CAMAGÜEY.- Le sobran años y le faltan fuerzas. Las canas son tan abundantes como los miedos. Ayer quiso agacharse a recoger el jarrito plástico que se le cayó y los huesos crujieron, como cruje la madera podrida. En el espejo parece que vive otro, el de hace 30 años, el que todavía podía cargar los mandados y el agua cuando se rompía la turbina.
Pero ese ya no es, ahora camina y come despacito y hasta el sexo es diferente. Ahora el reloj es más rápido y lo presiona cada día. Ahora el calendario grita y le da sus crueles ultimátums. Ahora qué más le queda, sino ser feliz. Ya no le pesan las palabras, hace rato aprendió que hay que decir lo que se piensa y pensar lo que se dice. Ya no lo lastiman los dardos de las personas: los insultos. Ya ni le preocupan lo que piensen otros.
Se sienta en la cama y se acuerda de aquellos días grises, cuando le gritaron "maricón", cuando le dijeron apátrida y él callado, con todos sus miedos y amores habitándole el alma. Y allí estaba ese amor por Cuba, allí donde nadie podía mirar. Pero no hubo rencores ni despedidas, él se quedó y no dijo nada, ni siquiera cuando aquella madre apartó a su niña porque él le alcanzó la pelota del patio.
Las lágrimas no llegan al final del rostro tan fácil, tienen que tropezar con tantas arrugas y fortalezas, que ya no llora. Ahora aquella niña es la muchacha que amablemente le trae todos los meses las jabitas con la cuota.
Más de 90 años carga en las espaldas, más de doce sueños por cumplir todavía y un dolor en la rodilla derecha que no lo deja dormir en las noches. Le gusta ver la pelota, escuchar la radio y jugar dominó. Aunque ya casi ni ve, conserva algunas manías.

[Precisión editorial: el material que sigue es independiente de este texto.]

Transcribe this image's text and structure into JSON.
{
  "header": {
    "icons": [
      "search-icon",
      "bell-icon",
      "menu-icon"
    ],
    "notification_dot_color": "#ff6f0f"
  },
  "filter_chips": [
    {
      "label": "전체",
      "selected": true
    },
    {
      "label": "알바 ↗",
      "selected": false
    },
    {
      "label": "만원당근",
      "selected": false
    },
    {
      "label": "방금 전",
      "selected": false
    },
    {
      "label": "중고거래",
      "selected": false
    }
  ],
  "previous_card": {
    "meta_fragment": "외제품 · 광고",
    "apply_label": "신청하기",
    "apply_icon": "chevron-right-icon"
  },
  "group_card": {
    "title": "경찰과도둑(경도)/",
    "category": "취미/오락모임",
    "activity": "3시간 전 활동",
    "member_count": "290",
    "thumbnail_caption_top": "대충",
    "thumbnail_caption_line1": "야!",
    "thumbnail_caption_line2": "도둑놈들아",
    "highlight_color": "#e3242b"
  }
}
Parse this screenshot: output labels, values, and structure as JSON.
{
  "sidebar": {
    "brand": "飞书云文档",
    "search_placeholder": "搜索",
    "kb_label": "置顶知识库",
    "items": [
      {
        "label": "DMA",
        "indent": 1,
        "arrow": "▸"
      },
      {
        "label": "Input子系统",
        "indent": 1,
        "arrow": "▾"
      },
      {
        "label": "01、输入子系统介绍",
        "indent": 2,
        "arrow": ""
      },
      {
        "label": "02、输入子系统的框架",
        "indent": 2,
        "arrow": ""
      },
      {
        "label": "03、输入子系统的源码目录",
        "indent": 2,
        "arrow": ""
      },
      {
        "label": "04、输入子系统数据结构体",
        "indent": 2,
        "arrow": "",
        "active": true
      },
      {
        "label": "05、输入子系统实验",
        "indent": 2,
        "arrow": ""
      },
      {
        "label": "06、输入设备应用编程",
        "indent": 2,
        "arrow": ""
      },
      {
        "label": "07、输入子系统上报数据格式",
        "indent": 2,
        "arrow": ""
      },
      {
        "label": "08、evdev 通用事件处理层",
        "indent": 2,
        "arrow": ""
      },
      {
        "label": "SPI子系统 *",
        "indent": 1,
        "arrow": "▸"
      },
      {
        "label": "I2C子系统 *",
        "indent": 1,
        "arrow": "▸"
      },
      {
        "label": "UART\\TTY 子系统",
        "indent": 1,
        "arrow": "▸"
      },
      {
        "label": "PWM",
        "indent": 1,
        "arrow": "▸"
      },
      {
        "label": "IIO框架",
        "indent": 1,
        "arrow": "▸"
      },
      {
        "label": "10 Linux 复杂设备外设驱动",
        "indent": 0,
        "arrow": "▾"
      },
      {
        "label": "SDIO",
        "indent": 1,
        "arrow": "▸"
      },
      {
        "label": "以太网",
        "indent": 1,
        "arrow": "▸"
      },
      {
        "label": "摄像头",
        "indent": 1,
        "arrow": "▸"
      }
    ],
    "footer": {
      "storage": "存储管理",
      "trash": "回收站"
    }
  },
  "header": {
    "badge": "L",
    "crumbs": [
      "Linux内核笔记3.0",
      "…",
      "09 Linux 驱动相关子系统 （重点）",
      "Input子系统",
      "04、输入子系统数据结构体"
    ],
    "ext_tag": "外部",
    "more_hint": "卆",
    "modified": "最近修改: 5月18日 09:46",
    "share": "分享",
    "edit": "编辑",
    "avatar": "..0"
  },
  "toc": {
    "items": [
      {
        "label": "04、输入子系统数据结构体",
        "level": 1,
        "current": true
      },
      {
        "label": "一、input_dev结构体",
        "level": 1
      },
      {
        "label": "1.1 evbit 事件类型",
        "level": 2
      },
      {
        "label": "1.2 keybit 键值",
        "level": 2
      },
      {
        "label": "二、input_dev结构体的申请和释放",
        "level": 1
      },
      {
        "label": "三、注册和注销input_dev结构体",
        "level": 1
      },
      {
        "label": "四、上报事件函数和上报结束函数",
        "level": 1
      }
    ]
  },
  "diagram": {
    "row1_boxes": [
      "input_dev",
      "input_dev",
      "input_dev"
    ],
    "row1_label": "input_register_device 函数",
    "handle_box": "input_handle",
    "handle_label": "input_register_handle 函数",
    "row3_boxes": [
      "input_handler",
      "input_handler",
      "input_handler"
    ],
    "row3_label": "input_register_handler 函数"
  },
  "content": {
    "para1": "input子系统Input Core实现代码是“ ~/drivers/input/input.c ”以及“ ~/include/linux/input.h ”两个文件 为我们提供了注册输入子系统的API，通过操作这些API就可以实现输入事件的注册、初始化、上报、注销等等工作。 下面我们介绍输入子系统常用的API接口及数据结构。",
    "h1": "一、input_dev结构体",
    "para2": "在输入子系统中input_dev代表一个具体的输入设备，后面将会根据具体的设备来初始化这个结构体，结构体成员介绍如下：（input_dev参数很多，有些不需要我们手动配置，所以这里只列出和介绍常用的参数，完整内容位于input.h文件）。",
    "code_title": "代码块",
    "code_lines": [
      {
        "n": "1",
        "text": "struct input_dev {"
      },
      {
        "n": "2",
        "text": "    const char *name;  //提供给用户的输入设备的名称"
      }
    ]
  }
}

No sabe cocinar sin echar más sal que frijoles, por eso la hipertensión lo acompaña. En los 90's tiró contra la línea del tren la figura de Santa Bárbara de su mamá y a la semana la buscó pero ya no estaba. Compró una nueva más tarde, aunque ya la fe la tiene más deteriorada, tal vez por los años que lleva remando solo contra pronósticos y malestares.
Qué suerte que al agacharse a recoger el jarrito plástico, otros huesos crujieron igual para ayudarlo. Qué dicha que alguien comparte con él sus miedos y enfermedades. Qué bueno que no duerme solo y que el frío es ajeno a su cama.
Pero el almanaque sigue gritando y quizás no le dé tiempo a tantas cosas: a cocinar con la dosis correcta de sal, a volver al estadio, a mirar la novela por las noches sin quedarse roncando en el balance, a estudiar el inglés que nunca soportó o a tener una boda bonita, como las de las películas.
Le acaricia la barba mientras se retuerce en la cama por el desvelo, le da las gracias en su pensamiento por rescatarlo de los rencores y de los odios, por ayudarlo a ser feliz con poquito, con amor. A lo mejor mañana los ojos ya no le abren porque el exceso de sal habrá hecho su trabajo. Entonces reza a la Santa Bárbara de su madre, ninguna está, pero están. Luego ruega a la muerte un poquito más de tiempo para cumplir la lista de metas, para dar un abrazo más, para casarse, para jugar, para soñar... Al final, ya casi al dormir, piensa en la vida y le agradece que su amor siga intacto y joven, que su amor no sea madera podrida como sus huesos.